為了放大視角並強調這一點,我想指出一個常見的誤解,即能力是通過好奇心來"解鎖"的(這看似容易),而不是通過刻意練習來"建立"的(這看似困難)。
This misconception sounds so ridiculous when you imagine it coming from an athletic trainer: “You want to get really good at basketball? Forget about practice drills – you were born to ball; all you need to do to unlock your inner baller is come in with the right attitude and play some pick-up ball at the park.”
當你想像這種誤解來自一位運動教練時,它聽起來如此荒謬:"你想在籃球上變得真正厲害?忘掉練習訓練吧——你天生就是打球的料;你所需要做的就是帶著正確的態度來,在公園裡打打業餘比賽。"
Now, I’m not against curiosity/interest. That’s not what I’m trying to say at all. But curiosity/interest does not itself build ability. Curiosity/interest motivates people to engage in deliberate practice, which is what builds ability.
現在,我並不反對好奇心/興趣。這完全不是我想表達的意思。但好奇心/興趣本身並不能建立能力。好奇心/興趣激勵人們進行刻意練習,而刻意練習才是建立能力的關鍵。

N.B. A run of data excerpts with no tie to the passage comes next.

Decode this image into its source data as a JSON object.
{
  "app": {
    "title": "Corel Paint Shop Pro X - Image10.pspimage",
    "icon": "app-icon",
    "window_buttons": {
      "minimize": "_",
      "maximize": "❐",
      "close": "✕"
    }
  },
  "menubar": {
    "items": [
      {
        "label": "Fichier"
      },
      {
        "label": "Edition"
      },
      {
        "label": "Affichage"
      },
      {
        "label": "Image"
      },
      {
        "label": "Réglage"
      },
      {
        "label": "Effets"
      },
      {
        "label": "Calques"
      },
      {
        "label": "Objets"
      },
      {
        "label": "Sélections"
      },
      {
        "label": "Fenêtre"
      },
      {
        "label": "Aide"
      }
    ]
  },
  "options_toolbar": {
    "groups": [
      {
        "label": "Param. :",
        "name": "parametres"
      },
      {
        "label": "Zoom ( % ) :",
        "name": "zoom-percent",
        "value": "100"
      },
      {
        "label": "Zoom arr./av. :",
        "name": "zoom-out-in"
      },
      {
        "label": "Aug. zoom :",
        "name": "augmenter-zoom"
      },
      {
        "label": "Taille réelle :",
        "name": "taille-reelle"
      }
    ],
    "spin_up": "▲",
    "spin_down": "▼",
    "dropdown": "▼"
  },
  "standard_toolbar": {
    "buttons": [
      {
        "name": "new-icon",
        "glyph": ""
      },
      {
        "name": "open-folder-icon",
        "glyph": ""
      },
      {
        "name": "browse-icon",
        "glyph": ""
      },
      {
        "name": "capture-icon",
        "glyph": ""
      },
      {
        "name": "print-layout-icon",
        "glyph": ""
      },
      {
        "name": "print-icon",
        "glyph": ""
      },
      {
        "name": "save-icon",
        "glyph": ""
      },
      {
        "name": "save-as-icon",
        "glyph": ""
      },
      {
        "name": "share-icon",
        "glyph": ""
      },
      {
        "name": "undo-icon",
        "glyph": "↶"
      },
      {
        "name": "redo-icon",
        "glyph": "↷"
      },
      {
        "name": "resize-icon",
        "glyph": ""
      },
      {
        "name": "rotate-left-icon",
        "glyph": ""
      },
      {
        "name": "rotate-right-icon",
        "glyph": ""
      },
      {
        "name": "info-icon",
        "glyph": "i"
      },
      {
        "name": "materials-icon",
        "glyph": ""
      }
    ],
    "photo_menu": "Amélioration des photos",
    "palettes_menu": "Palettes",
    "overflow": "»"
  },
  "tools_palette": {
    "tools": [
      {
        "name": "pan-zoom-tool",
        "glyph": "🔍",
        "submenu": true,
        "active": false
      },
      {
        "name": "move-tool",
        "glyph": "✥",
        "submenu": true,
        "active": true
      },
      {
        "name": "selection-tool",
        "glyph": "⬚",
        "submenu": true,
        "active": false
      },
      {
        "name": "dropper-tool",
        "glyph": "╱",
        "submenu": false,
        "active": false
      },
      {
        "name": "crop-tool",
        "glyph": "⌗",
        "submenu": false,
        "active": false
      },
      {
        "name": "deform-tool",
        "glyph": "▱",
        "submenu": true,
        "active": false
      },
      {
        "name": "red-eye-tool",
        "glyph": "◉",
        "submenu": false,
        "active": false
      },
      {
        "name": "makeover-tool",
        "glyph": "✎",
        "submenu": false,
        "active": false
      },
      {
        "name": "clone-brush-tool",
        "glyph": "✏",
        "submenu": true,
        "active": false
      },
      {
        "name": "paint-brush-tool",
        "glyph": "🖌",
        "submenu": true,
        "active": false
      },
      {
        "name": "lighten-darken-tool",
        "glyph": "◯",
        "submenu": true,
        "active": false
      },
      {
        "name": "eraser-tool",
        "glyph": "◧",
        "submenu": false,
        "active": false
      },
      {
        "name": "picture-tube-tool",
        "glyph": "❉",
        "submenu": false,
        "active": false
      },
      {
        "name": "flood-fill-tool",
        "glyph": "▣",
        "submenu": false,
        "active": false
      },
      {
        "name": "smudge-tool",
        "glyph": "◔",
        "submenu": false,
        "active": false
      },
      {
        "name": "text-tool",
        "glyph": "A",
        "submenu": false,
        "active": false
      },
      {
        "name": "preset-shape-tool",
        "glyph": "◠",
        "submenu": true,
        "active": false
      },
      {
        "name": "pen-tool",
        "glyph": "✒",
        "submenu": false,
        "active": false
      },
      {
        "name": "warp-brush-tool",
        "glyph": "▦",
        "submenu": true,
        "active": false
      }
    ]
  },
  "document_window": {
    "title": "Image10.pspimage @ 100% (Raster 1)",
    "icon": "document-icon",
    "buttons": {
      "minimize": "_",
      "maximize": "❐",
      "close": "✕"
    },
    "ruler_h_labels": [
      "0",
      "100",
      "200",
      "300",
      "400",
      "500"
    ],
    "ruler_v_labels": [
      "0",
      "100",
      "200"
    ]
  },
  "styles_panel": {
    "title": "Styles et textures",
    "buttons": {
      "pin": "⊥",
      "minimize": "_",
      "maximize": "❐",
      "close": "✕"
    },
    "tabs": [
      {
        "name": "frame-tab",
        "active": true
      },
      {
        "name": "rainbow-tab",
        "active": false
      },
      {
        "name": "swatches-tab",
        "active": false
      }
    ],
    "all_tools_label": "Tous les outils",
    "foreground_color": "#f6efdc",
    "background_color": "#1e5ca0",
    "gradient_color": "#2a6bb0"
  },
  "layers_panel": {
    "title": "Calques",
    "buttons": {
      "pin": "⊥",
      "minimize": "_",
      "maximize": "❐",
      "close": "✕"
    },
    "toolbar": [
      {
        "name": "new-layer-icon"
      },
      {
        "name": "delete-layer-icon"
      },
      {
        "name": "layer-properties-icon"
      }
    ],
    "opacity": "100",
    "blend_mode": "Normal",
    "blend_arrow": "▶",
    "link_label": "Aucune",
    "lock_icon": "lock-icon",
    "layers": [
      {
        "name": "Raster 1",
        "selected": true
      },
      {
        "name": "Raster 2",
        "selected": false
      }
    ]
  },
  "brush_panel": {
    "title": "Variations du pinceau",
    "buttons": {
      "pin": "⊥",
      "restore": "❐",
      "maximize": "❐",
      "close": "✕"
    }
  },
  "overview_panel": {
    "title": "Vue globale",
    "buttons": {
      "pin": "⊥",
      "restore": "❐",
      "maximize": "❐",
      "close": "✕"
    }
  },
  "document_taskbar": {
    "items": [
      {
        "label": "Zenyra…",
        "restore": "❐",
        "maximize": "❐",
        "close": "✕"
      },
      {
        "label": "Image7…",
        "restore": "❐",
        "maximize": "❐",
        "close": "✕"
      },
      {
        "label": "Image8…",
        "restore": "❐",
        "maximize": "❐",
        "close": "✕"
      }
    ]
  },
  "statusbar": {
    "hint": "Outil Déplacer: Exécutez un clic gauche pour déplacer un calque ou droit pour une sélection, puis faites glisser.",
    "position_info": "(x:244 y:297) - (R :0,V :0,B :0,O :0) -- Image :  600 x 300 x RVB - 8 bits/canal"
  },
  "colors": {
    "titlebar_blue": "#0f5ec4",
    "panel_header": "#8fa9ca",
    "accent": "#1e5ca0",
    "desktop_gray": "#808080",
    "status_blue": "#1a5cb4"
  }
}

I’m not saying curiosity/interest doesn’t help, I’m just saying it’s not what moves the needle directly. Deliberate practice is what moves the needle directly. Curiosity/interest “greases the wheels,” so to speak, but it’s not what actually moves the wheels.
我並不是說好奇心/興趣沒有幫助,我只是說它不是直接推動進步的因素。刻意練習才是直接推動進步的因素。好奇心/興趣可以說是"潤滑劑",但它並不是實際推動輪子的力量。